Welfare

Consumer power

di Flaviano Zandonai

Lo zenit della retorica sull’impresa sociale lo si raggiunge perorando la causa del coinvolgimento degli utenti all’interno di queste imprese. Utenti che peraltro appaiono sempre più un pluriverso di soggetti che andrebbe mappato con maggiore attenzione per individuare le giuste strategie di “ingaggio”. Guardando, ad esempio, alle modalità di fruizione dei beni e dei servizi (in forma diretta o come beneficiari indiretti) e naturalmente considerando l’apporto in termini di risorse (dal cliente “nudo e crudo” che paga fronte fattura per il servizio acquistato, all’utente che cofinanzia attraverso un voucher fornito dalla Pubblica Amministrazione, fino alle forme di contribuzione in kind alla produzione del bene attraverso la fornitura “di opere e di servizi”: volontariato, risorse donative, strutturali, ecc.). La questione è così rilevante che in Inghilterra la dirigenza dell’impresa sociale vuole mettere il “consumer power” al centro della propria strategia. Non solo perché in quel paese – come anche nel nostro peraltro – le transazioni di mercato con i privati cittadini generano una quota di risorse crescente per le imprese sociali. Ma anche perché attraverso un rapporto chiaro e trasparente con questi stessi soggetti passa buona parte della reputazione e della legittimazione sostanziale delle imprese sociali. Su quest’ultimo punto giunge a fagiolo un’indagine semplice semplice sulla rappresentazione dell’opinione pubblica inglese sull’impresa sociale.

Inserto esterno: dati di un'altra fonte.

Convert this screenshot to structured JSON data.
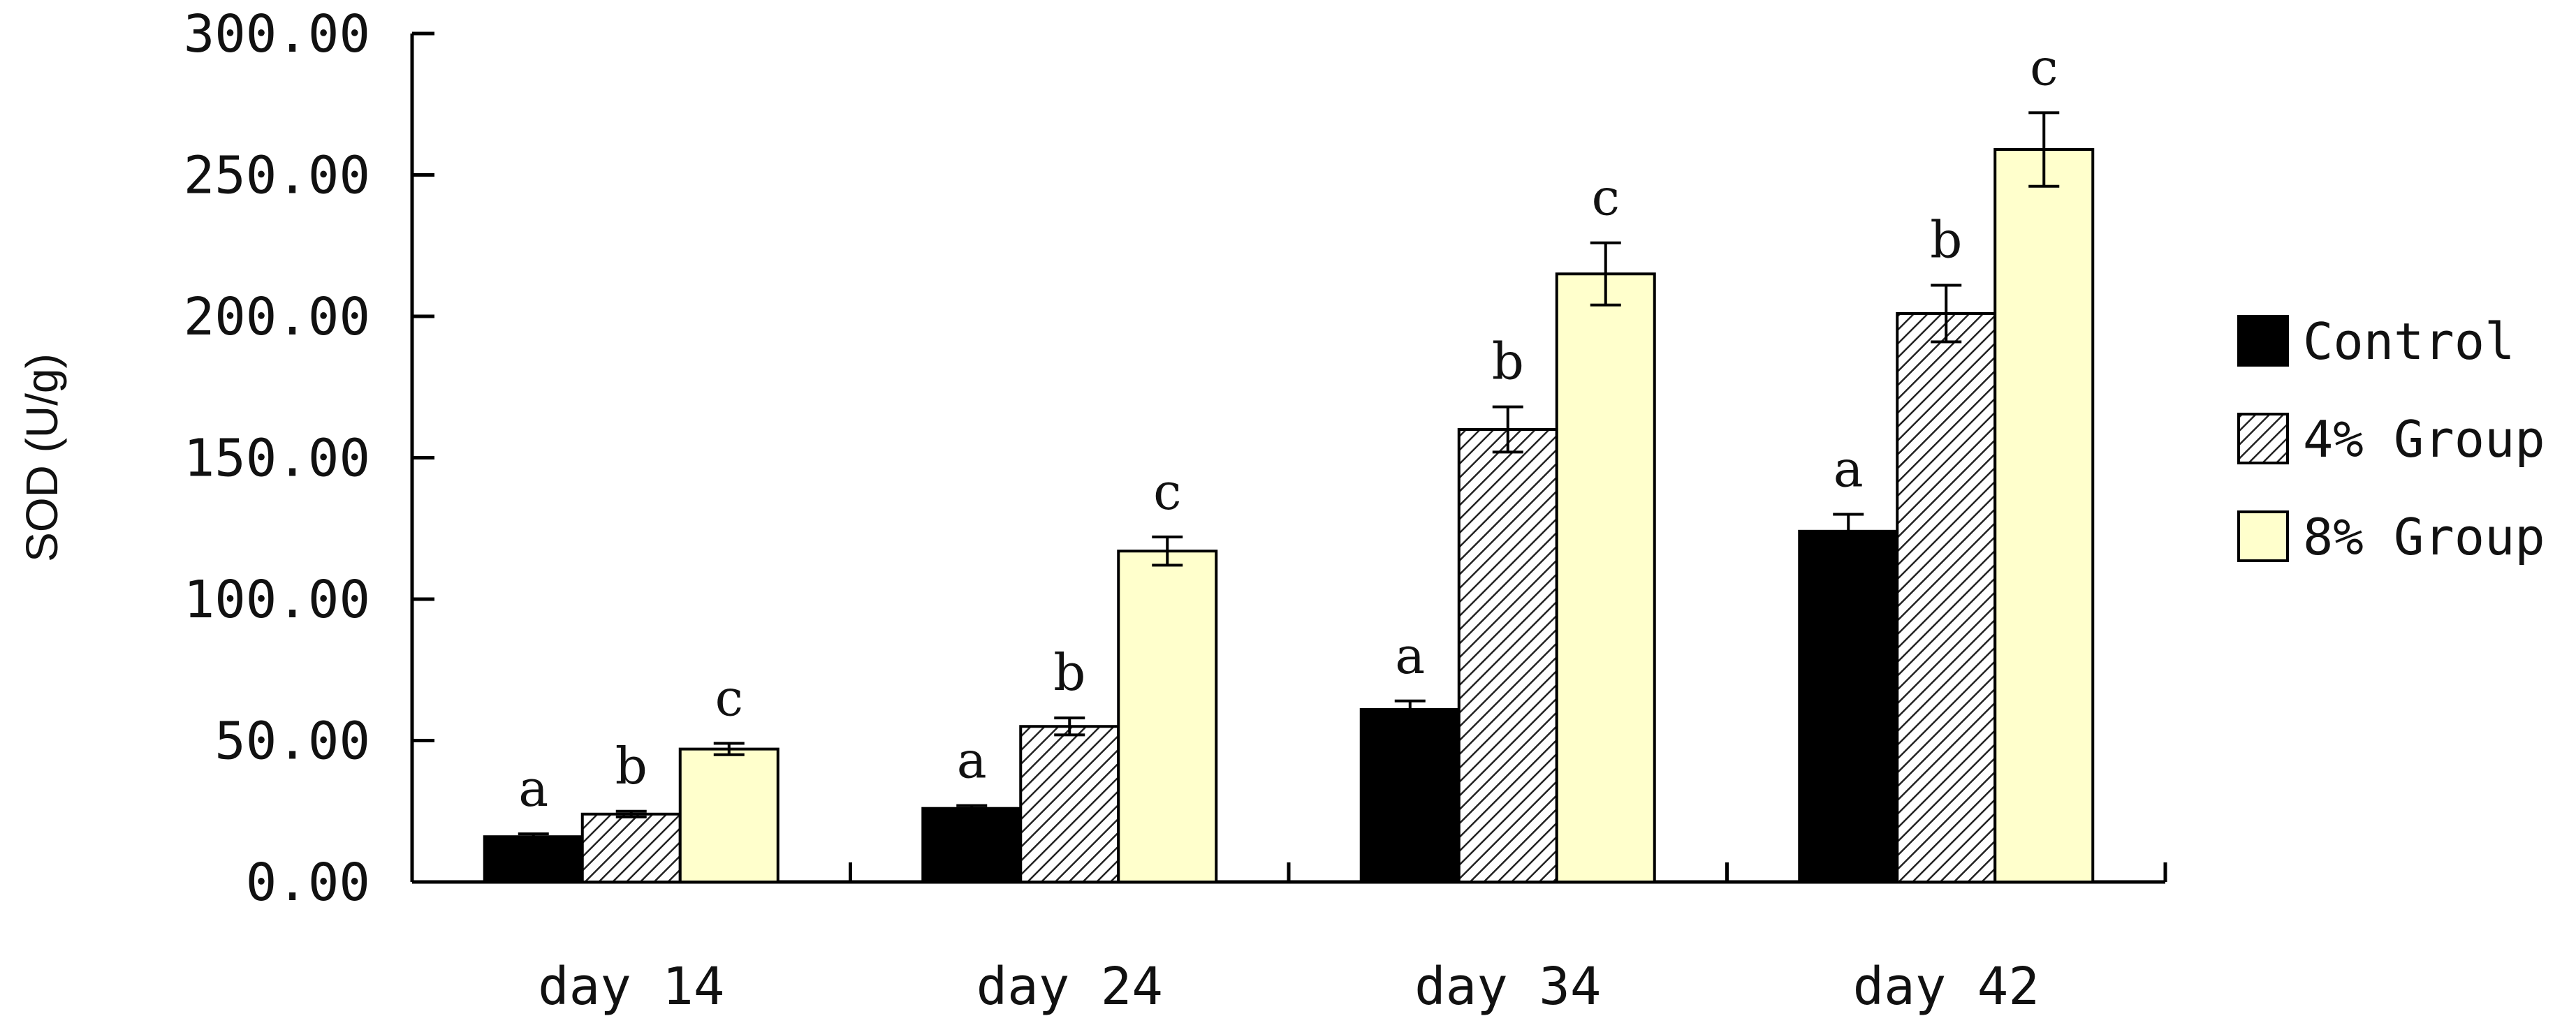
{
  "chart_data": {
    "type": "bar",
    "ylabel": "SOD (U/g)",
    "ylim": [
      0,
      300
    ],
    "yticks": [
      0,
      50,
      100,
      150,
      200,
      250,
      300
    ],
    "ytick_labels": [
      "0.00",
      "50.00",
      "100.00",
      "150.00",
      "200.00",
      "250.00",
      "300.00"
    ],
    "categories": [
      "day 14",
      "day 24",
      "day 34",
      "day 42"
    ],
    "legend_position": "right",
    "grid": false,
    "series": [
      {
        "name": "Control",
        "fill": "solid",
        "color": "#000000",
        "values": [
          16,
          26,
          61,
          124
        ],
        "errors": [
          1,
          1,
          3,
          6
        ],
        "letters": [
          "a",
          "a",
          "a",
          "a"
        ]
      },
      {
        "name": "4% Group",
        "fill": "hatched",
        "color": "#ffffff",
        "values": [
          24,
          55,
          160,
          201
        ],
        "errors": [
          1,
          3,
          8,
          10
        ],
        "letters": [
          "b",
          "b",
          "b",
          "b"
        ]
      },
      {
        "name": "8% Group",
        "fill": "solid",
        "color": "#ffffcc",
        "values": [
          47,
          117,
          215,
          259
        ],
        "errors": [
          2,
          5,
          11,
          13
        ],
        "letters": [
          "c",
          "c",
          "c",
          "c"
        ]
      }
    ]
  }
}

Dati contraddittori, e per questo interessanti: 1) solo 1/3 dei rispondenti dichiara di non sapere cosa sia un’impresa sociale; 2) una stessa percentuale afferma che si tratta di un modello imprenditoriale attento alle ricadute sociali ed ambientali della propria attività; 3) solo una piccola parte (15% circa) confonde l’impresa sociale con un’organizzazione non profit qualsiasi; 4) una volta spiegato a tutti i rispondenti che cos’è un’impresa sociale il 44% si dichiara disponibile a comprare beni e servizi da queste imprese piuttosto che da quelle for profit; 5) in ogni caso una parte significativa – 29% – dichiara di non aver fiducia in un’impresa sociale che gestisce servizi pubblici. In poche parole, l’indagine certifica che attraverso l’intermediazione delle gare d’appalto pubbliche non è possibile realizzare un autentico empowerment dei consumatori nell’impresa sociale. Serve un confronto diretto rispetto a contenuti, qualità e modalità di produzione e fruizione dei beni.